Lalu kami melakukan pencarian besar-besaran. Bagian-bagian tersembunyi di rumah kami obrak-abrik, namun bayi-bayi tikus tidak ketemu. Bayi-bayi itu juga tidak kedengaran tangisnya lagi. ”Mungkin ada di para-para. Tapi bagaimana naiknya?” kata saya.
”Nunggu Mang Maman kalau ambil sampah siang,” kata istri.
Ketika Mang Maman mau mengambil sampah di depan rumah, bibi minta kepadanya untuk naik ke para-para mencari bayi-bayi tikus.
”Di sebelah mana Bu?” tanya Mang Maman.
”Tadi hanya terdengar di dapur saja. Mungkin di atas dapur ini atau dekat-dekat sekitar situ,” sahut istri saya.
Sekitar setengah jam kemudian Mang Mamang berteriak dari para-para bahwa bayi-bayi tikus itu ditemukan. Mang Maman membawa bayi-bayi itu di kedua genggaman tangannya sambil menuruni tangga.
”Ini Bu ada lima. Satu bayi telah mati, yang lain sudah lemas. Lihat, napas mereka sudah tersengal-sengal.”
Istri saya bergidik menyaksikan bayi-bayi tikus merah itu.
”Bunuh dan buang ke tempat sampah Mang” kata istri saya.

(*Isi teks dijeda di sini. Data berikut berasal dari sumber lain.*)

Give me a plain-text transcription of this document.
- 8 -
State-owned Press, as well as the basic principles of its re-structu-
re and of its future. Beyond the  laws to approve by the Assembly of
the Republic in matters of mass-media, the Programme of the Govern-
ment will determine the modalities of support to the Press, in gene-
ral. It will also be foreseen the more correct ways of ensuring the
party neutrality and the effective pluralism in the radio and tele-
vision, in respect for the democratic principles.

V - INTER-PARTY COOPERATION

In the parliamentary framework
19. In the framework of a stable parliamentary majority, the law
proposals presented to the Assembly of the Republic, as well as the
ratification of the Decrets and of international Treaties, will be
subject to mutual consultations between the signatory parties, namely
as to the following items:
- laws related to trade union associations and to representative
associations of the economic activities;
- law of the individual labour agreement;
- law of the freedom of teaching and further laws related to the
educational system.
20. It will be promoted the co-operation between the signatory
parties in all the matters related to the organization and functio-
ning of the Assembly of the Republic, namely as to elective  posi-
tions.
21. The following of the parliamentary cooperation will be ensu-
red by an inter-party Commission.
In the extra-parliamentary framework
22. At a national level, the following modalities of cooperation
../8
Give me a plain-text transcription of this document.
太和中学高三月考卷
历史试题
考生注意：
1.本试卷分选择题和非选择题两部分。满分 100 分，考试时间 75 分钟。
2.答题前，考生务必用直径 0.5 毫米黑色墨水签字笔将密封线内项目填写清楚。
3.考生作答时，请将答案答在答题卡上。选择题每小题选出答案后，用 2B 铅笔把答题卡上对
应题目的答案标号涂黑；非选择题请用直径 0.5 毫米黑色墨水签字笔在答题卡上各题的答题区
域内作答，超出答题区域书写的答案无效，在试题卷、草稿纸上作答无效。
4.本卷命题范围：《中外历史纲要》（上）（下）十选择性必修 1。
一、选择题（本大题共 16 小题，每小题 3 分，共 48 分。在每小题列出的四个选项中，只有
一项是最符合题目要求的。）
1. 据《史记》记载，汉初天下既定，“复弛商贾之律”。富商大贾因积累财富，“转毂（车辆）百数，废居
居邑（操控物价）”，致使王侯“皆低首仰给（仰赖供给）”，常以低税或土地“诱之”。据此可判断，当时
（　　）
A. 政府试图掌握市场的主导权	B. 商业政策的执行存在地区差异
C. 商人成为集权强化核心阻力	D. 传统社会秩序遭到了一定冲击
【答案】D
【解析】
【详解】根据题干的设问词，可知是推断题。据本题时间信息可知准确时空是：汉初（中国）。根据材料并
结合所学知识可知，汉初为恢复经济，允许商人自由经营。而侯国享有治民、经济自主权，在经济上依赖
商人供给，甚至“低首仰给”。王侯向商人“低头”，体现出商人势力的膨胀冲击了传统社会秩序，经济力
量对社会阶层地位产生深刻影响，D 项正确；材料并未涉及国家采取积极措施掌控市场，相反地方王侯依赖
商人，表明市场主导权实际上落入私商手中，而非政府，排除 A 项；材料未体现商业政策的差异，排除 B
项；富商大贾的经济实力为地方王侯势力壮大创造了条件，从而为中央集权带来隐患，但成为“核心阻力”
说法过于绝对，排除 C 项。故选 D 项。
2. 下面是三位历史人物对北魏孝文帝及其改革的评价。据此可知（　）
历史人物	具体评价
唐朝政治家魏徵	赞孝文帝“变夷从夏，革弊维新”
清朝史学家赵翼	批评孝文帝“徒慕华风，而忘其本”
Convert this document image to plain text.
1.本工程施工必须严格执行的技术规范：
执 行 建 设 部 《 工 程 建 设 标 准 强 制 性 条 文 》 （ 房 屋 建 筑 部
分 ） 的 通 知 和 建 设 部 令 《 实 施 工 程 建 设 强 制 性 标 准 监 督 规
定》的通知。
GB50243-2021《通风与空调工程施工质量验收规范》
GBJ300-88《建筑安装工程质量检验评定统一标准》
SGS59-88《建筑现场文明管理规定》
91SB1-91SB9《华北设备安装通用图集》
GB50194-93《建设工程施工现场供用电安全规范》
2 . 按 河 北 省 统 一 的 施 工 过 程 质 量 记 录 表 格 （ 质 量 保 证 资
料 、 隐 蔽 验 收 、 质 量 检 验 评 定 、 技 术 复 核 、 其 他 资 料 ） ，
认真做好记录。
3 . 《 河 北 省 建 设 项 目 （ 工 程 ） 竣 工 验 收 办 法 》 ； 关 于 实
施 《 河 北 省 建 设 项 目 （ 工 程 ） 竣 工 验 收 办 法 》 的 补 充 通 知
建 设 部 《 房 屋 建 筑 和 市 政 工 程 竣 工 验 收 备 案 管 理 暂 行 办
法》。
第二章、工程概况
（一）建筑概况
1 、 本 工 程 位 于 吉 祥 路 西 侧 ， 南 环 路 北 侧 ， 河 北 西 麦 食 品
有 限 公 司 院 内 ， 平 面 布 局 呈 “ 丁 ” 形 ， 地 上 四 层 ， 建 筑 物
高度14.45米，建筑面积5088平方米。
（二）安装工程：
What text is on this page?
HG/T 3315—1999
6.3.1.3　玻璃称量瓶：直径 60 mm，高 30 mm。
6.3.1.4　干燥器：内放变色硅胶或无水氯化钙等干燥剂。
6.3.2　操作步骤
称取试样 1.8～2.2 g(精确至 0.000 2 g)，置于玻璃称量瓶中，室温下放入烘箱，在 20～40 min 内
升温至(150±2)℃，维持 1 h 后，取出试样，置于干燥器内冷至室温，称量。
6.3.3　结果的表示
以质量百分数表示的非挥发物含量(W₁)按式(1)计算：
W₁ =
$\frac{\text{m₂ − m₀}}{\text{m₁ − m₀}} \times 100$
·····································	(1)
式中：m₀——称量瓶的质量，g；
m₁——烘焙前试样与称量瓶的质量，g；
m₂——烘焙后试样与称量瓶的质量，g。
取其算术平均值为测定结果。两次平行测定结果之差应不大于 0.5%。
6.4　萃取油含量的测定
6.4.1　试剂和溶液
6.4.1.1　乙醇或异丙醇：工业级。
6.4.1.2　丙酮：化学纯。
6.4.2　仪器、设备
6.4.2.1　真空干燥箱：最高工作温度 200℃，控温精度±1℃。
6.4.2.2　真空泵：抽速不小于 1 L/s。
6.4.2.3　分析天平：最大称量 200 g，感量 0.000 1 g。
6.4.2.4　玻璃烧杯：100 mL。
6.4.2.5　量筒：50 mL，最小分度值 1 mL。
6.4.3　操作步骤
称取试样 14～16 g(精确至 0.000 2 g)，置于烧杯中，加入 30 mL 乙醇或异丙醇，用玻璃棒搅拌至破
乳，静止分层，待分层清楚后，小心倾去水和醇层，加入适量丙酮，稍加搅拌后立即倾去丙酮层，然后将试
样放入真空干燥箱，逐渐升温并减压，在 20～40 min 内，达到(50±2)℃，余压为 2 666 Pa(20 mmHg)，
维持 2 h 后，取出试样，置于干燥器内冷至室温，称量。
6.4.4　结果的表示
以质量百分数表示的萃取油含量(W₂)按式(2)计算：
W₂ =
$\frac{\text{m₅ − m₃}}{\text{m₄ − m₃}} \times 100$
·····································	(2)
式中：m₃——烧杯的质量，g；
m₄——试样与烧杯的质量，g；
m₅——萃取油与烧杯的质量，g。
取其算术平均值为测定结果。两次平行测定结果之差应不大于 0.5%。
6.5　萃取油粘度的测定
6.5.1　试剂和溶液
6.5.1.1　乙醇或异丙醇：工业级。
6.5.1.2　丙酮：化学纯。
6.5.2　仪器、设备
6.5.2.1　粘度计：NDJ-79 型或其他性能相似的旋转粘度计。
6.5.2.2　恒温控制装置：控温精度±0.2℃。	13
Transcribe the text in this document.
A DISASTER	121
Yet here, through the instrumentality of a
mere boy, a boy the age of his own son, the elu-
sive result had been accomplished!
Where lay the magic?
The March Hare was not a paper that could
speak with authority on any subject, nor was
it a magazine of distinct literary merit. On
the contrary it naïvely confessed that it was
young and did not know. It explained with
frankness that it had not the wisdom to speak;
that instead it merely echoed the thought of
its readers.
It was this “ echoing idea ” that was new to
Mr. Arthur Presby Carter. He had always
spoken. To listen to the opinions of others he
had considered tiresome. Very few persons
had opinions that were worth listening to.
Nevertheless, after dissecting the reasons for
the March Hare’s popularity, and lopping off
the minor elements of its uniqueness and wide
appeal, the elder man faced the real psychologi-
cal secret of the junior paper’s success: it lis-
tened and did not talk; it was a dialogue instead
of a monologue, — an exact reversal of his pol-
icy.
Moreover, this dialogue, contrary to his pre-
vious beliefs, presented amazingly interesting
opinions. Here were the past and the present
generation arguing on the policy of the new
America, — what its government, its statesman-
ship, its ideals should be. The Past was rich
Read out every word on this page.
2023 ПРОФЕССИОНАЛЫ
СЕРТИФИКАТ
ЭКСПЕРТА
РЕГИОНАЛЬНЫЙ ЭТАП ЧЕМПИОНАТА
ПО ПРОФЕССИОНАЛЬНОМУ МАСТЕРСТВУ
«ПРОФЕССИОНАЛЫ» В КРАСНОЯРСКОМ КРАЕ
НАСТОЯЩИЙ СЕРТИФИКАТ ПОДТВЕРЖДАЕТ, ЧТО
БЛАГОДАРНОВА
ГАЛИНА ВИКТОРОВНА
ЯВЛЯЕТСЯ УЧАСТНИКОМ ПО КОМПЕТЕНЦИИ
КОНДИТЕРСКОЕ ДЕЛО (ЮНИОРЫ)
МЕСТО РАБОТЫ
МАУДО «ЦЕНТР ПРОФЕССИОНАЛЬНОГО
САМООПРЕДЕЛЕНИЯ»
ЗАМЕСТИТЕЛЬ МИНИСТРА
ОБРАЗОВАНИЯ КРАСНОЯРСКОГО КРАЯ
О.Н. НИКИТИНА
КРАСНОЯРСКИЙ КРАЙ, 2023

”Ah, jangan Bu, mau saya bawa pulang.”
”Mau memelihara tikus?” tanya istri saya heran.
”Ah ya tidak Bu. Bayi-bayi tikus ini dapat dijadikan obat kuat,” jawab Mang Maman sambil meringis.
”Obat kuat? Bagaimana memakannya?”
”Ya ditelan begitu saja. Bisa juga dicelupkan ke kecap lebih dulu.”
Setelah memberi upah sepuluh ribu rupiah, istri saya masih terbengong-bengong menyaksikan Mang Maman memasukkan keempat bayi tikus itu ke kedua kantong celananya, sedangkan yang seekor dijinjing dengan jari dan dilemparkan ke gerobak sampahnya.
Tikus-tikus tak terpisahkan dari hidup manusia. Tikus selalu mengikuti manusia dan memakan makanan manusia juga. Meskipun bagi sementara orang, terutama perempuan, tikus-tikus amat menjijikkan, mereka sulit dimusnahkan. Perang melawan tikus ini tidak akan pernah berakhir.
Saya masih menunggu, pada suatu hari istri saya akan terdengar teriakannya lagi oleh penampakan tikus-tikus yang baru.